For Immediate Attention July 21, 2003
WASHINGTON, D.C. - Reforms are needed to ensure that the International Monetary Fund (IMF) and World Bank provide benefits in excess of their taxpayer costs, according to a new paper released today by Vice Chairman Jim Saxton. The paper, What Future for the IMF and the World Bank?, examines how the functions of the IMF and World Bank should be refocused and reformed to improve the economic well being of citizens of their client countries. The paper was authored by distinguished economist Dr. Allan H. Meltzer, who served as Chairman of the International Financial Institution Advisory Commission.
Meltzer finds that the IMF should limit its role to crisis prevention and mitigation, and the provision of information, accounting, and financial standards. The IMF should act primarily as a quasi-lender of last resort, and not as a provider of loan subsidies that encourage excessive risk-taking at taxpayer expense, or as a development agency. The World Bank could offer technical advice, provide grants with performance reviews, improve public goods, and encourage structural reforms such as the rule of law, private property, and democratic accountability.

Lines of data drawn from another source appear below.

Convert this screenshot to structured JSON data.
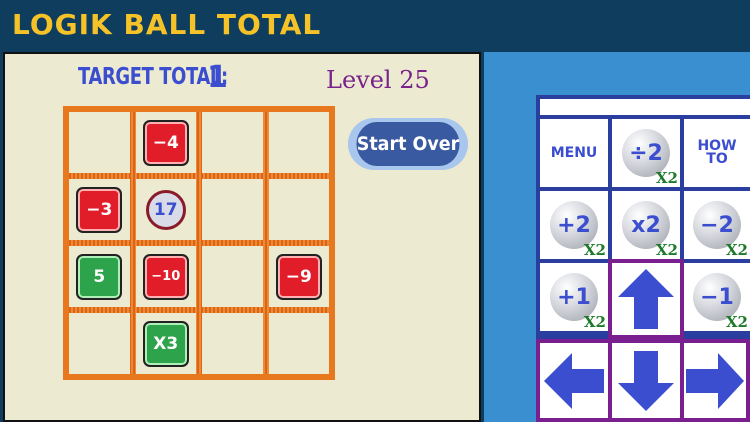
{
  "header": {
    "title": "LOGIK BALL TOTAL"
  },
  "status": {
    "target_label": "TARGET TOTAL:",
    "target_value": "1",
    "level": "Level 25"
  },
  "actions": {
    "start_over": "Start Over"
  },
  "board": {
    "rows": [
      [
        {
          "type": "empty"
        },
        {
          "type": "tile",
          "color": "red",
          "label": "−4"
        },
        {
          "type": "empty"
        },
        {
          "type": "empty"
        }
      ],
      [
        {
          "type": "tile",
          "color": "red",
          "label": "−3"
        },
        {
          "type": "ball",
          "label": "17"
        },
        {
          "type": "empty"
        },
        {
          "type": "empty"
        }
      ],
      [
        {
          "type": "tile",
          "color": "green",
          "label": "5"
        },
        {
          "type": "tile",
          "color": "red",
          "label": "−10"
        },
        {
          "type": "empty"
        },
        {
          "type": "tile",
          "color": "red",
          "label": "−9"
        }
      ],
      [
        {
          "type": "empty"
        },
        {
          "type": "tile",
          "color": "green",
          "label": "X3"
        },
        {
          "type": "empty"
        },
        {
          "type": "empty"
        }
      ]
    ]
  },
  "controls": {
    "menu": "MENU",
    "howto_line1": "HOW",
    "howto_line2": "TO",
    "divide2": {
      "label": "÷2",
      "count": "X2"
    },
    "plus2": {
      "label": "+2",
      "count": "X2"
    },
    "times2": {
      "label": "x2",
      "count": "X2"
    },
    "minus2": {
      "label": "−2",
      "count": "X2"
    },
    "plus1": {
      "label": "+1",
      "count": "X2"
    },
    "minus1": {
      "label": "−1",
      "count": "X2"
    }
  },
  "colors": {
    "title": "#f5c228",
    "header_bg": "#0f3d5e",
    "tile_red": "#e21d2a",
    "tile_green": "#2da34b",
    "arrow": "#3a4ecf",
    "arrow_frame": "#7a1f8f"
  },
  "icons": {
    "up": "arrow-up-icon",
    "down": "arrow-down-icon",
    "left": "arrow-left-icon",
    "right": "arrow-right-icon"
  }
}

"The IMF and World Bank must be reformed to ensure that the benefits they could provide cover their costs to the taxpayers," Saxton said. "The IMF should focus on crisis lending, not provision of subsidized credit at below-market interest rates. The IMF's current methods of operation are economically inefficient and can contribute to financial instability by fostering moral hazard. The IMF's long-standing deficiencies in the area of lending safeguards and accounting controls remain a concern. The IMF only adopted a permanent safeguards policy last year, and has a long way to go before safeguards are fully implemented.

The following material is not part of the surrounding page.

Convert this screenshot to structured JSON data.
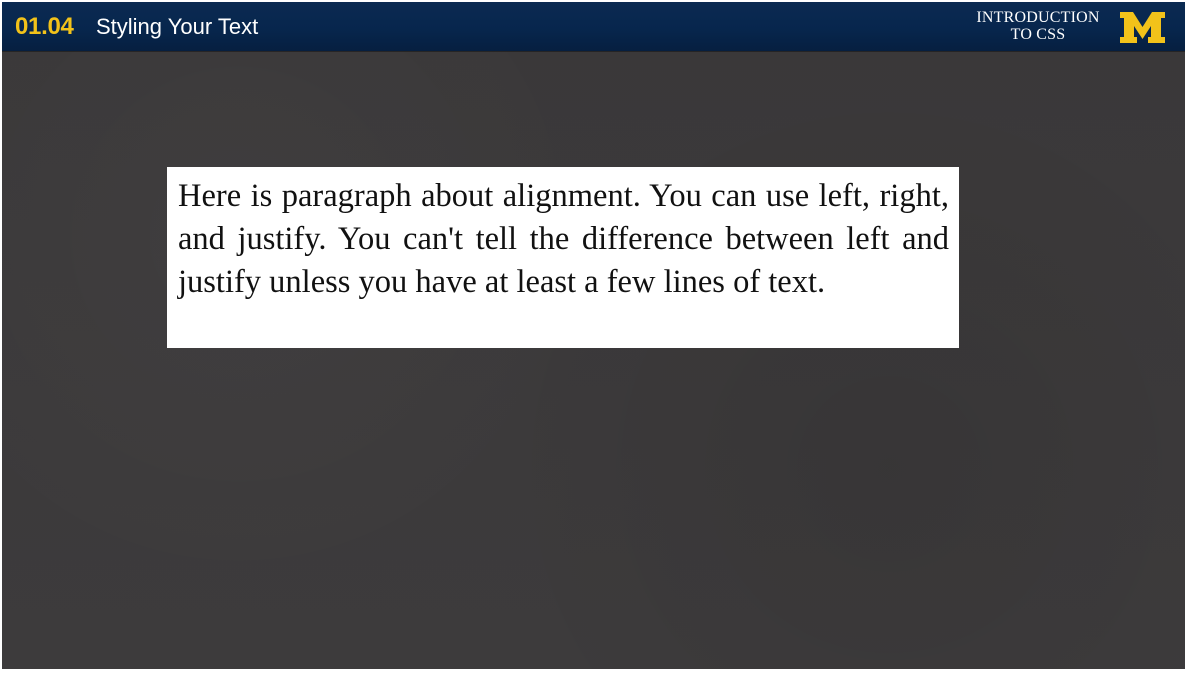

"The World Bank must be made more effective and focused on achieving real results in reducing poverty and misery in developing countries. The performance of World Bank projects must be closely scrutinized to ensure that resources that should be used to benefit the poor are not wasted. Further progress toward grant financing of World Bank projects is needed. In addition, the World Bank could provide technical advice, and foster needed institutional reforms," Saxton concluded.